The first good thing

The idea for this blog is to create a space where I can remind myself of the good , useful, interesting and generally useful things that make my life a better place. I particularly want it to be a space where I can feel good and positive about something, just one thing,  even during those times when events at home or abroad might make that a difficult thing to do. Just ‘One good thing’ that you may or may not want to read about, but makes me smile, be thankful or both. I have had a few troubles in getting started, until tonight someone reminded me of a book I had not read in a long time and that brings me to my first good thing. Bear with me, the intro does not sound promising

I was pregnant and hospitalized with Pre – Eclampsia and I was not allowed out of bed. I was worried, grouchy, missed my eldest kid, my husband  and was homesick. My good friend was not allowed to visit me because she had a cold. What she did instead was send  me half a dozen books to read and while away the time. Two of those books were by an author I had not yet read but was making a few waves in the literary supplements. Her name was Angela Carter and to me she was, and is a very good thing indeed.

Those first two books I read were Heroes and Villains and The Bloody Chamber, the latter being a collection of dark and sometimes comic retelling of fairy tales ‘exposing their latent content’ as she put it. The Company of Wolves was one of the stories, later to be made into a film, with another splendid Angela ( Lansbury),  that can still captivate me on a dark afternoon off when a DVD and the sofa are the only thing that calls me, but I’m getting ahead of myself.

In that hospital room I read the books and fell head over heels with her wonderful storytelling and it was the start of a real love of her work that has never diminished. Over the years I read everything she published, going back to her earlier work and looking forward to the new work as it emerged.
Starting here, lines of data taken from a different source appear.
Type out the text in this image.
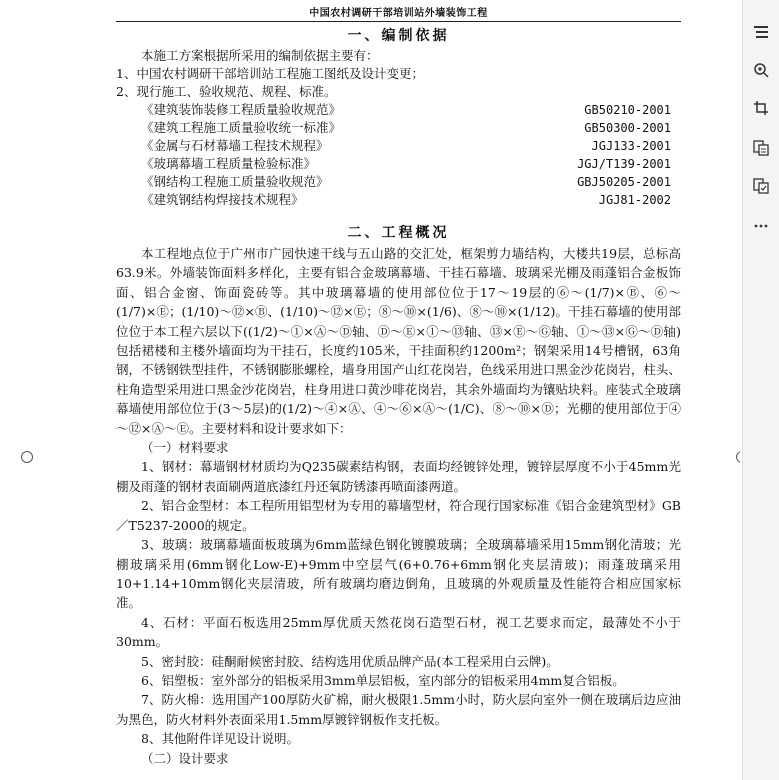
中国农村调研干部培训站外墙装饰工程
一、编制依据

本施工方案根据所采用的编制依据主要有：

1、中国农村调研干部培训站工程施工图纸及设计变更；

2、现行施工、验收规范、规程、标准。

《建筑装饰装修工程质量验收规范》	GB50210-2001
《建筑工程施工质量验收统一标准》	GB50300-2001
《金属与石材幕墙工程技术规程》	JGJ133-2001
《玻璃幕墙工程质量检验标准》	JGJ/T139-2001
《钢结构工程施工质量验收规范》	GBJ50205-2001
《建筑钢结构焊接技术规程》	JGJ81-2002
二、工程概况

本工程地点位于广州市广园快速干线与五山路的交汇处，框架剪力墙结构，大楼共19层，总标高63.9米。外墙装饰面料多样化，主要有铝合金玻璃幕墙、干挂石幕墙、玻璃采光棚及雨蓬铝合金板饰面、铝合金窗、饰面瓷砖等。其中玻璃幕墙的使用部位位于17～19层的⑥～(1/7)×Ⓑ、⑥～(1/7)×Ⓔ；(1/10)～⑫×Ⓑ、(1/10)～⑫×Ⓔ；⑧～⑩×(1/6)、⑧～⑩×(1/12)。干挂石幕墙的使用部位位于本工程六层以下((1/2)～①×Ⓐ～Ⓓ轴、Ⓓ～Ⓔ×①～⑬轴、⑬×Ⓔ～Ⓖ轴、①～⑬×Ⓖ～Ⓓ轴)包括裙楼和主楼外墙面均为干挂石，长度约105米，干挂面积约1200m²；钢架采用14号槽钢，63角钢，不锈钢铁型挂件，不锈钢膨胀螺栓，墙身用国产山红花岗岩，色线采用进口黑金沙花岗岩，柱头、柱角造型采用进口黑金沙花岗岩，柱身用进口黄沙啡花岗岩，其余外墙面均为镶贴块料。座装式全玻璃幕墙使用部位位于(3～5层)的(1/2)～④×Ⓐ、④～⑥×Ⓐ～(1/C)、⑧～⑩×Ⓓ；光棚的使用部位于④～⑫×Ⓐ～Ⓔ。主要材料和设计要求如下：

（一）材料要求

1、钢材：幕墙钢材材质均为Q235碳素结构钢，表面均经镀锌处理，镀锌层厚度不小于45mm光棚及雨蓬的钢材表面刷两道底漆红丹还氧防锈漆再喷面漆两道。

2、铝合金型材：本工程所用铝型材为专用的幕墙型材，符合现行国家标准《铝合金建筑型材》GB／T5237-2000的规定。

3、玻璃：玻璃幕墙面板玻璃为6mm蓝绿色钢化镀膜玻璃；全玻璃幕墙采用15mm钢化清玻；光棚玻璃采用(6mm钢化Low-E)+9mm中空层气(6+0.76+6mm钢化夹层清玻)；雨蓬玻璃采用10+1.14+10mm钢化夹层清玻，所有玻璃均磨边倒角，且玻璃的外观质量及性能符合相应国家标准。

4、石材：平面石板选用25mm厚优质天然花岗石造型石材，视工艺要求而定，最薄处不小于30mm。

5、密封胶：硅酮耐候密封胶、结构选用优质品牌产品(本工程采用白云牌)。

6、铝塑板：室外部分的铝板采用3mm单层铝板，室内部分的铝板采用4mm复合铝板。

7、防火棉：选用国产100厚防火矿棉，耐火极限1.5mm小时，防火层向室外一侧在玻璃后边应油为黑色，防火材料外表面采用1.5mm厚镀锌钢板作支托板。

8、其他附件详见设计说明。

（二）设计要求
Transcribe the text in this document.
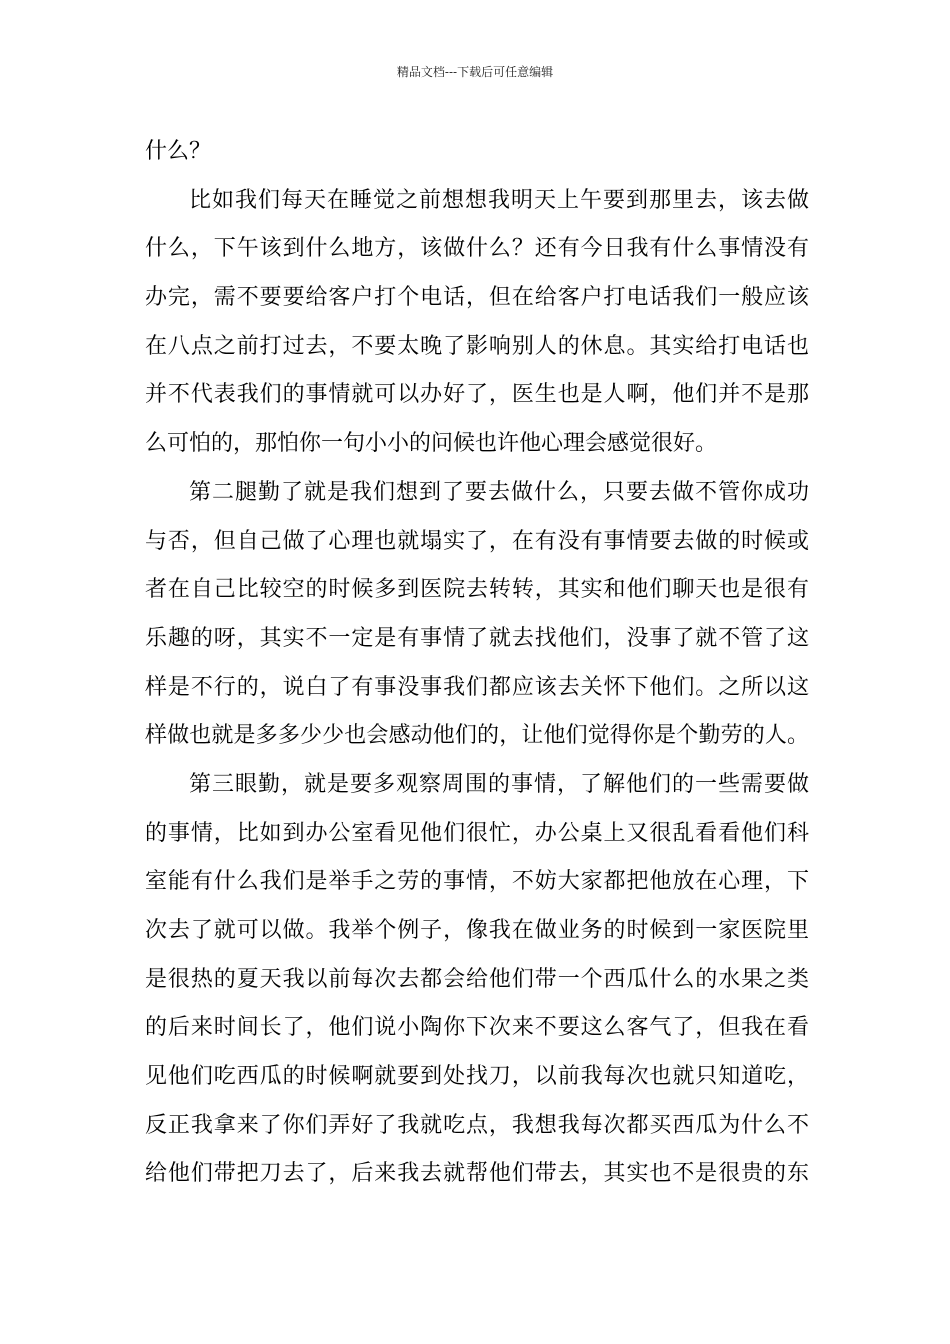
精品文档---下载后可任意编辑
什么？
比如我们每天在睡觉之前想想我明天上午要到那里去，该去做
什么，下午该到什么地方，该做什么？还有今日我有什么事情没有
办完，需不要要给客户打个电话，但在给客户打电话我们一般应该
在八点之前打过去，不要太晚了影响别人的休息。其实给打电话也
并不代表我们的事情就可以办好了，医生也是人啊，他们并不是那
么可怕的，那怕你一句小小的问候也许他心理会感觉很好。
第二腿勤了就是我们想到了要去做什么，只要去做不管你成功
与否，但自己做了心理也就塌实了，在有没有事情要去做的时候或
者在自己比较空的时候多到医院去转转，其实和他们聊天也是很有
乐趣的呀，其实不一定是有事情了就去找他们，没事了就不管了这
样是不行的，说白了有事没事我们都应该去关怀下他们。之所以这
样做也就是多多少少也会感动他们的，让他们觉得你是个勤劳的人。
第三眼勤，就是要多观察周围的事情，了解他们的一些需要做
的事情，比如到办公室看见他们很忙，办公桌上又很乱看看他们科
室能有什么我们是举手之劳的事情，不妨大家都把他放在心理，下
次去了就可以做。我举个例子，像我在做业务的时候到一家医院里
是很热的夏天我以前每次去都会给他们带一个西瓜什么的水果之类
的后来时间长了，他们说小陶你下次来不要这么客气了，但我在看
见他们吃西瓜的时候啊就要到处找刀，以前我每次也就只知道吃，
反正我拿来了你们弄好了我就吃点，我想我每次都买西瓜为什么不
给他们带把刀去了，后来我去就帮他们带去，其实也不是很贵的东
I don’t propose to post a mini biography of Angela Carter here. There are search engines and resources for you to do that if you wish but it is enough to know that in her too short time in this world she wove magic in her words that drew me into worlds where there were fascinating people, including  a raucous, enigmatic and winged music hall artiste called ‘Fevvers – AKA The Cockney Venus’ in Nights At The Circus and in her final novel, Wise Children, a whole cast of characters headed by the dancing ‘Lucky’ Chance sisters Nora & Dora,  on the day of their eightieth birthday. I waited for the bookshop to open so I could buy that one and I took it to the blustery beach to start to read it in peace.

I have read and re read these books so many times and loved them but it is her short stories that really make my heart leap. A setting for Midsummer Night’s dream where the characters are in a drizzly english forest and all the fairies have colds, a ribald telling of Puss in Boots,  The terrifying Lady Purple, Two stories of Lizzie Borden which made me want more.
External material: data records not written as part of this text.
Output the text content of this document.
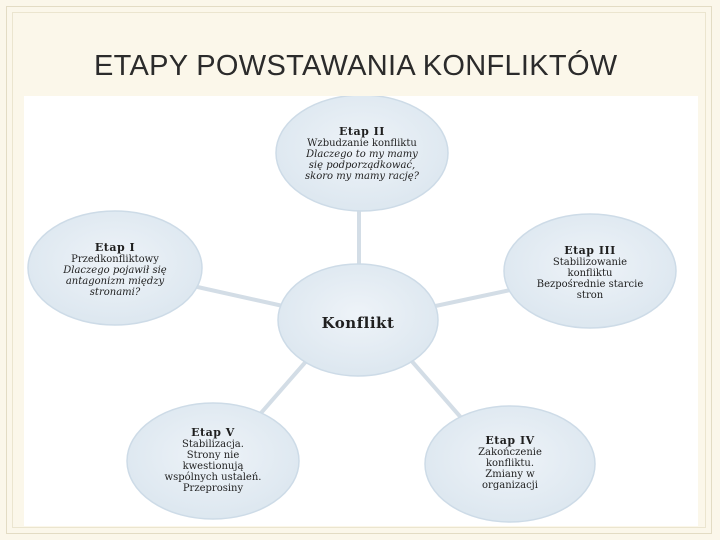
ETAPY POWSTAWANIA KONFLIKTÓW
Etap II
Wzbudzanie konfliktu
Dlaczego to my mamy
się podporządkować,
skoro my mamy rację?
Etap I
Przedkonfliktowy
Dlaczego pojawił się
antagonizm między
stronami?
Etap III
Stabilizowanie
konfliktu
Bezpośrednie starcie
stron
Konflikt
Etap V
Stabilizacja.
Strony nie
kwestionują
wspólnych ustaleń.
Przeprosiny
Etap IV
Zakończenie
konfliktu.
Zmiany w
organizacji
It is known that when Angela Carter died she left notes for a novel about  Lizzie who ‘Took an axe…’ and I can’t begin to tell you what I’d have given to have been able to read that one if she’d lived to write it. I don’t want to leave on a sad note. I just want to say that I’m grateful to the friend who gave me those first books, my world is a better place for it. Angela Carter was and still is one very good thing in my life.


6 responses to “The first good thing

  1. Oooooh! A shiny new blog! And considering you’ve as yet to ever say anything that *isn’t* a good thing for me, I’m excited about it. 🙂 I’ve not ever read or heard of this author. I think a trip to the library is in order. IRT fairy tale retellings highlighting “latent content” have you ever read the series of comic books (ooh, sorry, they’re called “graphic novels” these days. Much cooler.) called “Fables”. If that sort of thing interests you, check into them. You won’t be sorry. They’re a Vertigo (DC imprint) title, written by Bill Willingham.

  2. Thanks, that’s really good to know and big thanks for the recommendation on the comics ( now that’s the much cooler name I think)
    Angela Carter is darkly wonderful, earthy is a word often applied to her works but it’s proper rooty forest earth – full of bugs and beasts. When she died I thought she would remain a huge name in literature and it saddens me that she is most commonly known among A level literature students who sometimes get to study a short story or two of hers. Not that I begrudge them, but I do find that formal study can be a surefire way to suck the life out of a good book at times. I like to think had I been in my teens I’d have hidden The Bloody Chamber under my pillow rather than discussed it in a class but that’s just my thing I guess.